Fábio Silva

Personal information
- Full name: Fábio Carleandro da Silva
- Date of birth: 28 February 1980 (age 45)
- Place of birth: Capela, Brazil
- Height: 1.86 m (6 ft 1 in)
- Position(s): Defender

Team information
- Current team: Hajduk Beograd

Youth career
- Sport Recife

Senior career*
- Years: Team / Apps / (Gls)
- 2001: Campinense
- 2001: Treze
- 2002: Rio Branco-AC
- 2002–2005: Rad / 47 / (2)
- 2005–2007: Red Star Belgrade / 0 / (0)
- 2007: → Rad (loan) / 11 / (1)
- 2007: → Napredak Kruševac (loan) / 9 / (0)
- 2008: Náutico
- 2009: Rio Branco-AC
- 2009: San Jose Earthquakes / 0 / (0)
- 2011: União Rondonópolis
- 2012: Cerâmica / 0 / (0)
- 2013: Goianésia / 6 / (0)
- 2013: CRAC-GO / 8 / (0)
- 2014: Goianésia / 0 / (0)
- 2014: CRAC-GO / 17 / (0)
- 2015: Trindade / 0 / (0)
- 2015–2016: CRAC-GO / 5 / (0)
- 2017: Goianésia / 0 / (0)
- 2017: Central / 6 / (0)
- 2021–2023: Hajduk Beograd / 45 / (5)

= Fábio Silva (footballer, born 1980) =

Brazilian footballer

Fábio Carleandro da Silva (born 28 February 1980) is a Brazilian former professional footballer who played as a defender.

==Career==
In late 2002, Fábio moved to Europe and joined First League of FR Yugoslavia side Rad. He spent three seasons with the Građevinari (the latter two in the Second League), before transferring to Red Star Belgrade in August 2005. In the first half of his debut season with the Crveno-beli, Fábio made two appearances in the Serbia and Montenegro Cup, but was deemed surplus to requirements during the winter break. He later went on loan to Rad and Napredak Kruševac.

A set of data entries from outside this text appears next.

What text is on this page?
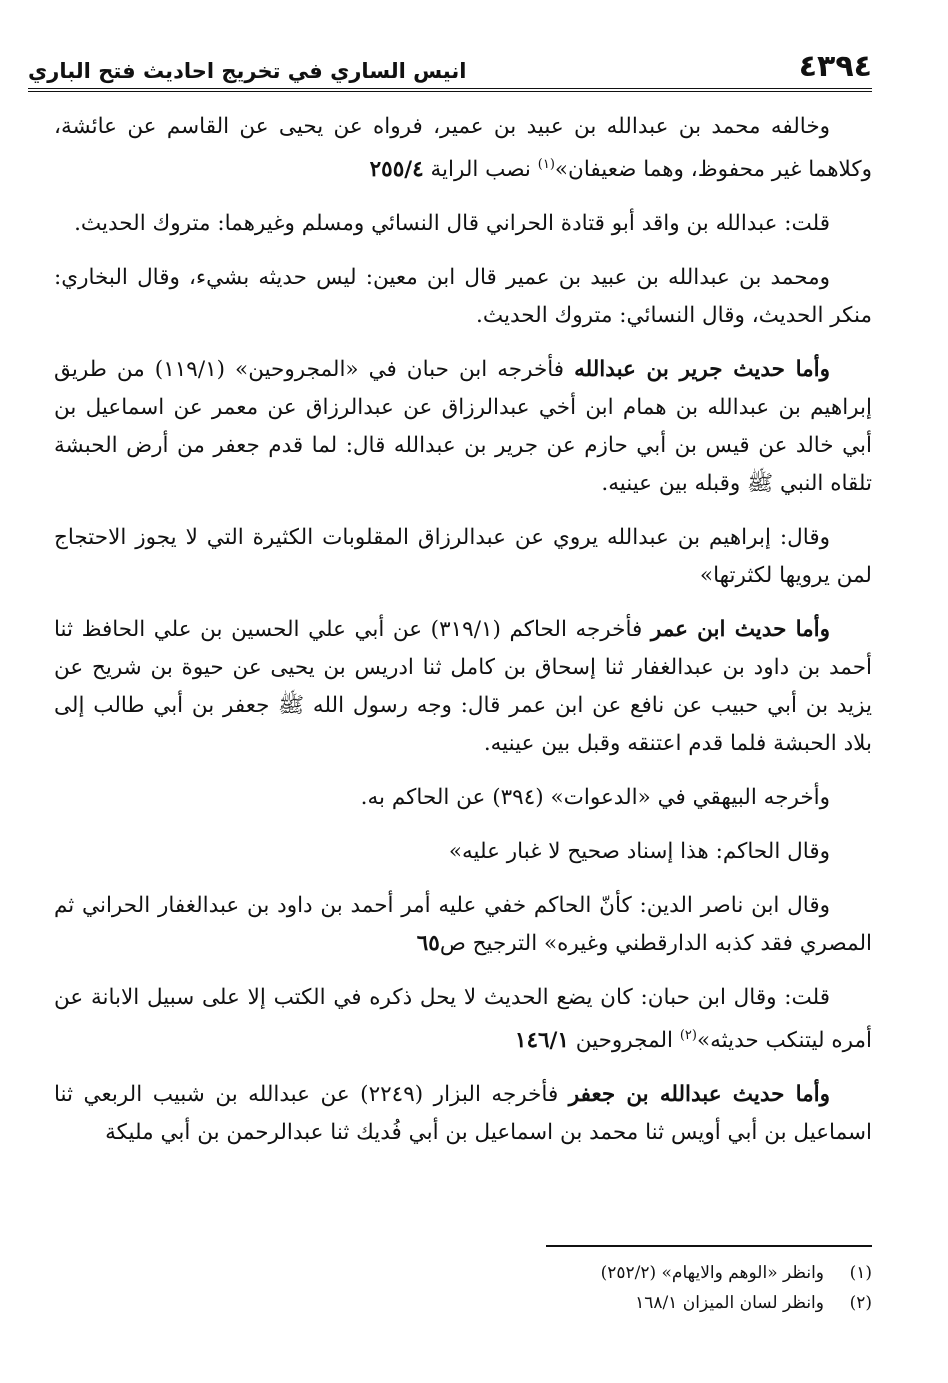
٤٣٩٤
انيس الساري في تخريج احاديث فتح الباري

وخالفه محمد بن عبدالله بن عبيد بن عمير، فرواه عن يحيى عن القاسم عن عائشة، وكلاهما غير محفوظ، وهما ضعيفان»$^{(١)}$ نصب الراية ٢٥٥/٤

قلت: عبدالله بن واقد أبو قتادة الحراني قال النسائي ومسلم وغيرهما: متروك الحديث.

ومحمد بن عبدالله بن عبيد بن عمير قال ابن معين: ليس حديثه بشيء، وقال البخاري: منكر الحديث، وقال النسائي: متروك الحديث.

وأما حديث جرير بن عبدالله فأخرجه ابن حبان في «المجروحين» (١١٩/١) من طريق إبراهيم بن عبدالله بن همام ابن أخي عبدالرزاق عن عبدالرزاق عن معمر عن اسماعيل بن أبي خالد عن قيس بن أبي حازم عن جرير بن عبدالله قال: لما قدم جعفر من أرض الحبشة تلقاه النبي ﷺ وقبله بين عينيه.

وقال: إبراهيم بن عبدالله يروي عن عبدالرزاق المقلوبات الكثيرة التي لا يجوز الاحتجاج لمن يرويها لكثرتها»

وأما حديث ابن عمر فأخرجه الحاكم (٣١٩/١) عن أبي علي الحسين بن علي الحافظ ثنا أحمد بن داود بن عبدالغفار ثنا إسحاق بن كامل ثنا ادريس بن يحيى عن حيوة بن شريح عن يزيد بن أبي حبيب عن نافع عن ابن عمر قال: وجه رسول الله ﷺ جعفر بن أبي طالب إلى بلاد الحبشة فلما قدم اعتنقه وقبل بين عينيه.

وأخرجه البيهقي في «الدعوات» (٣٩٤) عن الحاكم به.

وقال الحاكم: هذا إسناد صحيح لا غبار عليه»

وقال ابن ناصر الدين: كأنّ الحاكم خفي عليه أمر أحمد بن داود بن عبدالغفار الحراني ثم المصري فقد كذبه الدارقطني وغيره» الترجيح ص٦٥

قلت: وقال ابن حبان: كان يضع الحديث لا يحل ذكره في الكتب إلا على سبيل الابانة عن أمره ليتنكب حديثه»$^{(٢)}$ المجروحين ١٤٦/١

وأما حديث عبدالله بن جعفر فأخرجه البزار (٢٢٤٩) عن عبدالله بن شبيب الربعي ثنا اسماعيل بن أبي أويس ثنا محمد بن اسماعيل بن أبي فُديك ثنا عبدالرحمن بن أبي مليكة

(١)
وانظر «الوهم والايهام» (٢٥٢/٢)
(٢)
وانظر لسان الميزان ١٦٨/١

In January 2008, Fábio returned to Brazil and signed with Náutico. He subsequently played for his former club Rio Branco-AC. In August 2009, Fábio was signed by Major League Soccer side San Jose Earthquakes, but was let go the next month.

After returning to Brazil, Fábio played for União Rondonópolis, Cerâmica, Goianésia, CRAC-GO, Trindade and Central.